Using tech to fill gaps: A process-centric framework for change

In 2011, the University of Louisville (Ky.) Hospital sought to implement strategies to eliminate operational waste and improve overall efficiencies. The hospital decided to focus on nursing and pharmacy to find ways to quicken the process of sending orders to the pharmacy and then getting the medications back to the patient.

In analyzing their processes, University of Louisville Hospital emphasized their decentralized (floor-based) pharmacy services. Peggy Brashear, manager of pharmacy informatics operations and automation at the hospital, says orders were coming into the pharmacy from four different pathways, creating a backlog. Also, processing of handwritten notes on orders at times caused confusion and inconsistencies.

Hospital leadership decided to center its approach on narrowing the number of pathways to the pharmacy to increase efficiency and better manage paper records in the pharmacy. To do so, they called upon a long-time hospital partner Ricoh, a global information management company, to assist in the evaluation of its pharmacy order process. Ricoh evaluated relevant software solutions which provided the hospital with the best fit-to-capabilities based on their desired clinical and business outcomes.

In 2011, the University of Louisville Hospital began using DocuScripts, an automated medication orders communication and processing system. Now, medication orders are scanned on a Ricoh multifunction printer and electronically delivered to a pharmacy work queue, with appropriate priority indicated. Additionally, the pharmacy team implemented a key for clinicians to follow when processing handwritten orders to help ensure clarity and accuracy.

David Winkler, global leader, healthcare vertical at Ricoh, says this was key to developing a successful strategy: analyzing processes first and then identifying gaps to be filled with solutions.

"Focus on the process first. There is infrastructure and technology that can be leveraged, and then there are some gaps. That's where we filled the gaps with DocuScripts," Mr. Winkler says. "The key was the partnership relationship, and the agreement from the beginning to be process-centric."

Ms. Brashear agrees, saying focusing on the process helped ensure a smooth transition, especially when working with multiple vendors.

"Anytime you're using a primary to secondary vendor, it gets askew, but [for us] it was like an equilateral triangle," Ms. Brashear says. "No confusion, no complaints. It was an equal partnership."

The new strategy, using a health information software system in tandem with scanned paper medication orders, has worked well for the hospital. Ms.
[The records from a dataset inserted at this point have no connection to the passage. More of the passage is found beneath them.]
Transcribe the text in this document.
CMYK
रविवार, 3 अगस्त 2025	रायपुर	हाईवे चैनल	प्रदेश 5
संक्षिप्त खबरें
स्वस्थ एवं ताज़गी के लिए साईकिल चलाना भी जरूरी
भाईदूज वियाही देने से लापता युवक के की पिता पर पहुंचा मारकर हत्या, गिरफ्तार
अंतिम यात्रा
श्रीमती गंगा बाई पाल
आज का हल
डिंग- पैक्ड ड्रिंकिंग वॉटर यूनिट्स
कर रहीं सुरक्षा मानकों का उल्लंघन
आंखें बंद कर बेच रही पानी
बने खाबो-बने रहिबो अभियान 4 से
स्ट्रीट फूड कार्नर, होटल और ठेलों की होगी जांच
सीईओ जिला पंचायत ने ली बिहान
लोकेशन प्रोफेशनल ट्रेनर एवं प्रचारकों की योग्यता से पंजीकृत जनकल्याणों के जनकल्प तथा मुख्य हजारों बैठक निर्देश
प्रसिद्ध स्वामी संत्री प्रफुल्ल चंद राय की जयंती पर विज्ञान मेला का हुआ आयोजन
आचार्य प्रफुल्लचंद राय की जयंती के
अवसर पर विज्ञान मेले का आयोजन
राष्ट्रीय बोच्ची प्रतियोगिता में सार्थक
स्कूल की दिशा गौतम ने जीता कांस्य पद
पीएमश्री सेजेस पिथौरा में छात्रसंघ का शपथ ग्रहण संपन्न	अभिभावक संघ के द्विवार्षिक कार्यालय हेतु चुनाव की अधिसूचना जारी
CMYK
Brashear says communication has improved and there is greater visibility around medication orders.

The key to University of Louisville Hospital's success, according to Ms. Brashear, is the relationship and partnership between the hospital and Ricoh.

Mr. Winkler agrees and adds the importance of analyzing processes before considering technology should not be overlooked.

"Using a healthcare metaphor, if you're going to have a procedure done, do you want to have exploratory surgery or the work done up front to assess and make it as minimally invasive as possible?" Mr. Winkler says. "It's a process-centric approach first, and the fact there was that commitment and willingness from both parties made this process successful."